Image: Thrissur’s puli kali features men whose bodies are painted with tiger stripes and leopard spots. Photograph: Dipak/Reuters

Image: India's economic growth will roar past China's in the next 8 years. Thrissur’s puli kali features men whose bodies are painted with tiger stripes and leopard spots. Photograph: Dipak/Reuters

India is projected to achieve highest annual GDP growth rate of 7.9 per cent over the next 8 years, overtaking its South Asian economic rival China, according to a Harvard study that said growth in emerging markets will continue to outpace developed countries.

The Center for International Development (CID) at Harvard University in its report said "after decades spent trailing the growth of its northern neighbour and economic rival, India now tops the projections of annual growth rates to 2023".

India is projected to record average annual growth rates of 7.9 per cent over the next eight years, nearly double of China's 4.6 per cent projected growth over the period.

"Our Economic Complexity predictions find India's disputed upper hand in growth will expand into a widening gap in the medium-term, with growth projections to 2023 predicted to be at 7.9 per cent annually, well ahead of the 4.6 per cent projected for China," said Ricardo Hausmann, professor of the Practice of Economic Development at Harvard Kennedy School (HKS) and director of CID.

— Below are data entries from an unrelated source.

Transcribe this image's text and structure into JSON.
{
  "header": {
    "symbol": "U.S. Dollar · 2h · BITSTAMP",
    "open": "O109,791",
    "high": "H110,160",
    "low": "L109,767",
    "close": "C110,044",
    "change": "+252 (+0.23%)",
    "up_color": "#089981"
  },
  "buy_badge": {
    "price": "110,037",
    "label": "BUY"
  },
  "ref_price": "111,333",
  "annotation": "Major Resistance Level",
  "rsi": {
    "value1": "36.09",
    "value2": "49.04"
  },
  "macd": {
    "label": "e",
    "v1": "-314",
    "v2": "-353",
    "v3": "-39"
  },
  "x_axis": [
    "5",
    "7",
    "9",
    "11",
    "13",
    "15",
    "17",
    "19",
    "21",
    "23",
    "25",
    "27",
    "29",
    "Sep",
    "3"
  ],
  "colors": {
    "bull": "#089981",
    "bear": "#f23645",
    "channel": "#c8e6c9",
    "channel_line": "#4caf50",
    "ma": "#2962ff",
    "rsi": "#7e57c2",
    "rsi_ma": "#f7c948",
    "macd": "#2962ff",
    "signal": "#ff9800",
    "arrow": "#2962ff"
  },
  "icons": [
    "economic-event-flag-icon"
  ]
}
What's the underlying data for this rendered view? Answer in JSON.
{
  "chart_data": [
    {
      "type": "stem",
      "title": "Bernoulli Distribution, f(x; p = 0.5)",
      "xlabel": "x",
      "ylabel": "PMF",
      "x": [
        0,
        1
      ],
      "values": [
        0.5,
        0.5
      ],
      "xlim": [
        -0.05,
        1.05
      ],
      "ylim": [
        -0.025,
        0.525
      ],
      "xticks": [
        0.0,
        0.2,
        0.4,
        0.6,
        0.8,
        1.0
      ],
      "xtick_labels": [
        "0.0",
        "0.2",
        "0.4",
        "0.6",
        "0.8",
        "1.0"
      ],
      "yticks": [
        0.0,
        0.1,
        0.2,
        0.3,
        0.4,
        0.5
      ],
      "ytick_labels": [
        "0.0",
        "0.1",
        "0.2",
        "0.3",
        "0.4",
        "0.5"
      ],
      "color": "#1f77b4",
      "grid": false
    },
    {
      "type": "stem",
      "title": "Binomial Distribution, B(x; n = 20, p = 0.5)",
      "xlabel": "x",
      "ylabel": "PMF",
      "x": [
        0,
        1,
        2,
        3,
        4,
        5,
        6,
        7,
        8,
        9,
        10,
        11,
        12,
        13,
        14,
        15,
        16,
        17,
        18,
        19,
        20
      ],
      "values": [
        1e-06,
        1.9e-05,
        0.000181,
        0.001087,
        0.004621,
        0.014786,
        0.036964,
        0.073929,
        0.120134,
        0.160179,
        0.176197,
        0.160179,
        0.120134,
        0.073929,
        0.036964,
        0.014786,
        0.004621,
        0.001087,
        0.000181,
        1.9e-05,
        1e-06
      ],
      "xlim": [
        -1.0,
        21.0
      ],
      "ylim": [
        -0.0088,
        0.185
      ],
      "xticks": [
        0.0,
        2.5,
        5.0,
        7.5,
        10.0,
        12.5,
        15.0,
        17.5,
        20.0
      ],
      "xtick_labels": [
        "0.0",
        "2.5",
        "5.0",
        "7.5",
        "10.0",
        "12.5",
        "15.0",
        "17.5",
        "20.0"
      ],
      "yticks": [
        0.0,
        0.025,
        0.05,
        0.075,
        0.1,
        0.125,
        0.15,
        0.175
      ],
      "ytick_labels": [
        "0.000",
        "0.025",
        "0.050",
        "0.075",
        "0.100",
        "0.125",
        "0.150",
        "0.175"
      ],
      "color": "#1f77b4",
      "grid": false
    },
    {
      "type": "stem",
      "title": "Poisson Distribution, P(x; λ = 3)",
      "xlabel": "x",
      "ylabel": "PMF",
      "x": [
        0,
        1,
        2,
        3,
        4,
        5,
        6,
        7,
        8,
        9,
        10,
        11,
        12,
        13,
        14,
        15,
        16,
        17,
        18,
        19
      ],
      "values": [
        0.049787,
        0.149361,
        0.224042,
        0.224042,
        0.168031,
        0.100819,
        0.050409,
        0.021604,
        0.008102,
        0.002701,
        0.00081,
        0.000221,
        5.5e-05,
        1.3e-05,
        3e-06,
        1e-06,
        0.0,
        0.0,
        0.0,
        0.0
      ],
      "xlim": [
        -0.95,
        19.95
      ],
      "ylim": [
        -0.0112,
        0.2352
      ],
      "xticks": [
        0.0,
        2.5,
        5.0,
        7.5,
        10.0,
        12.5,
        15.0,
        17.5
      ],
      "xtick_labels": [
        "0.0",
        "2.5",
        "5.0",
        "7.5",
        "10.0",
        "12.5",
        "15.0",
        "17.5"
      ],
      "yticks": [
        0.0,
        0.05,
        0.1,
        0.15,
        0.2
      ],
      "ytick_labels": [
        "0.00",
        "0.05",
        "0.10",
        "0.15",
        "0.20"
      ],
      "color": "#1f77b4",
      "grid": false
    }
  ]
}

Relative to China's 9.1 per cent annual growth of the past quarter century, this growth projection presents an important slowdown for China, but stands just below the 6 per cent growth rate in 2020 predicted by the International Monetary Fund and China's leadership, the report said.

Using their own measure of economic complexity that captures the productive capabilities embedded in a country's exports, CID researchers paint a new picture of the economic growth landscape, which foresees growth in emerging markets to continue to outpace developed countries. They also predict important reversals among growth leaders, with India expected to overtake China.

CID's projections are also bullish on East Africa. Four East African countries – Uganda, Tanzania, Kenya, and Madagascar – rank in the top ten, with all predicted to grow at least 6 per cent annually.

The projections also favor Pakistan's potential, at 5.1 percent predicted growth, presenting a clear picture of South Asia and East Africa's positive growth outlook.

Southeast Asia also includes several high-growth countries, driven by its largest country, Indonesia, which is anticipated to grow at 5.2 per cent annually to 2023.

According to the report, outlooks for Europe and the US show little optimism. The US growth rate in 2023 is predicted to be 2.4 per cent, while major European players range from 2.3 per cent in Italy to 3.7 per cent in Spain.

"Countries accumulate productive knowledge by developing their respective capacity to make both more products, and products of increasing complexity - this underpins economic growth," said Hausmann.

"Countries like India, Kenya, and the Philippines have made important recent gains in diversifying their exports into more complex products. Historically, these gains in economic complexity have translated into higher incomes, which position them as the frontrunners globally for their growth prospects."